As for the homeless and market vendors, the census-takers say they did not even approach them. ''They were surveyed by district council officials. And they filled in census questionnaires for them,'' one student worker said.

At another census station, in northwest Moscow, census-takers also received data on residents from the local district council. However, as one of the census-takers told Gazeta.Ru, those files proved incomplete and contained data on only 40 percent of the residents in the area, forcing the students to use their imagination and invent that missing 60 percent.

''In one of the apartments we had to have a gay couple. We did not register their marriage though, since the law prohibits it. And then we made an 80-year-old granny, Pamela Ivanovna, move in with them. In her questionnaire we wrote that her occupation was ‘rendering services of an intimate nature’. The chief looked at the questionnaire and nodded. He only asked that we make the granny 20 years younger, so that it sounded more credible.''

Employees of Moscow’s northwestern census-stations, nevertheless, had to work with the homeless. But those counting them had been warned: ''There are no homeless in our district.'' They registered the homeless respondents at random addresses.

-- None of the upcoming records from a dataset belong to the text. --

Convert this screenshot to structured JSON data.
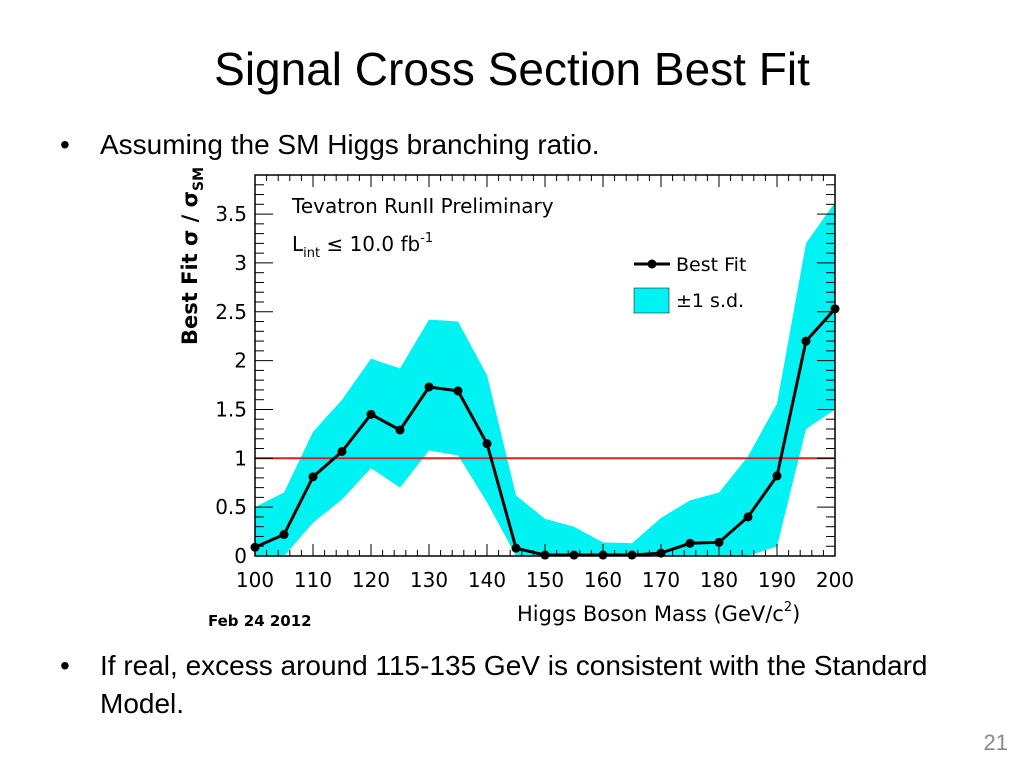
{
  "slide": {
    "title": "Signal Cross Section Best Fit",
    "bullets": [
      "Assuming the SM Higgs branching ratio.",
      "If real, excess around 115-135 GeV is consistent with the Standard Model."
    ],
    "bullet_char": "•",
    "page_number": "21"
  },
  "chart_data": {
    "type": "line",
    "title": "",
    "annotations": {
      "experiment": "Tevatron RunII Preliminary",
      "lumi_main": "L",
      "lumi_sub": "int",
      "lumi_rest": " ≤ 10.0 fb",
      "lumi_sup": "-1",
      "date": "Feb 24 2012"
    },
    "xlabel": "Higgs Boson Mass (GeV/c",
    "xlabel_sup": "2",
    "xlabel_end": ")",
    "ylabel": "Best Fit σ / σ",
    "ylabel_sub": "SM",
    "xlim": [
      100,
      200
    ],
    "ylim": [
      0,
      3.9
    ],
    "xticks": [
      100,
      110,
      120,
      130,
      140,
      150,
      160,
      170,
      180,
      190,
      200
    ],
    "xtick_labels": [
      "100",
      "110",
      "120",
      "130",
      "140",
      "150",
      "160",
      "170",
      "180",
      "190",
      "200"
    ],
    "yticks": [
      0,
      0.5,
      1,
      1.5,
      2,
      2.5,
      3,
      3.5
    ],
    "ytick_labels": [
      "0",
      "0.5",
      "1",
      "1.5",
      "2",
      "2.5",
      "3",
      "3.5"
    ],
    "legend_position": "top-right",
    "reference_line": {
      "y": 1,
      "color": "#dd2222"
    },
    "series": [
      {
        "name": "Best Fit",
        "color": "#000000",
        "x": [
          100,
          105,
          110,
          115,
          120,
          125,
          130,
          135,
          140,
          145,
          150,
          155,
          160,
          165,
          170,
          175,
          180,
          185,
          190,
          195,
          200
        ],
        "y": [
          0.09,
          0.22,
          0.81,
          1.07,
          1.45,
          1.29,
          1.73,
          1.69,
          1.15,
          0.08,
          0.01,
          0.01,
          0.01,
          0.01,
          0.03,
          0.13,
          0.14,
          0.4,
          0.82,
          2.2,
          2.53
        ]
      },
      {
        "name": "±1 s.d.",
        "type": "band",
        "color": "#00f2f2",
        "x": [
          100,
          105,
          110,
          115,
          120,
          125,
          130,
          135,
          140,
          145,
          150,
          155,
          160,
          165,
          170,
          175,
          180,
          185,
          190,
          195,
          200
        ],
        "upper": [
          0.5,
          0.65,
          1.27,
          1.6,
          2.02,
          1.92,
          2.42,
          2.4,
          1.85,
          0.62,
          0.38,
          0.3,
          0.14,
          0.13,
          0.39,
          0.57,
          0.65,
          1.02,
          1.56,
          3.2,
          3.62
        ],
        "lower": [
          0.0,
          0.0,
          0.34,
          0.58,
          0.9,
          0.7,
          1.08,
          1.03,
          0.55,
          0.0,
          0.0,
          0.0,
          0.0,
          0.0,
          0.0,
          0.0,
          0.0,
          0.0,
          0.1,
          1.3,
          1.5
        ]
      }
    ]
  }
}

''Some guys did the whole job in one day, and then merely sat, smoked and drank beer. When some resident willing to take part in the census came by, the data he provided was written down in pencil, and later was erased because they were all too lazy to check whether the flat of that respondent had already been registered,'' a student census-taker recounted. ''As for the phone, at first, we turned its volume down, and then switched it off altogether, so that it did not hinder us in our work.''

It appears that the only census results that may be considered credible are those pertaining to the number of inmates. According to the Deputy Justice Minister Yuri Kalinin, the census in Russian detention facilities has revealed that 919, 000 people in Russia are currently in custody.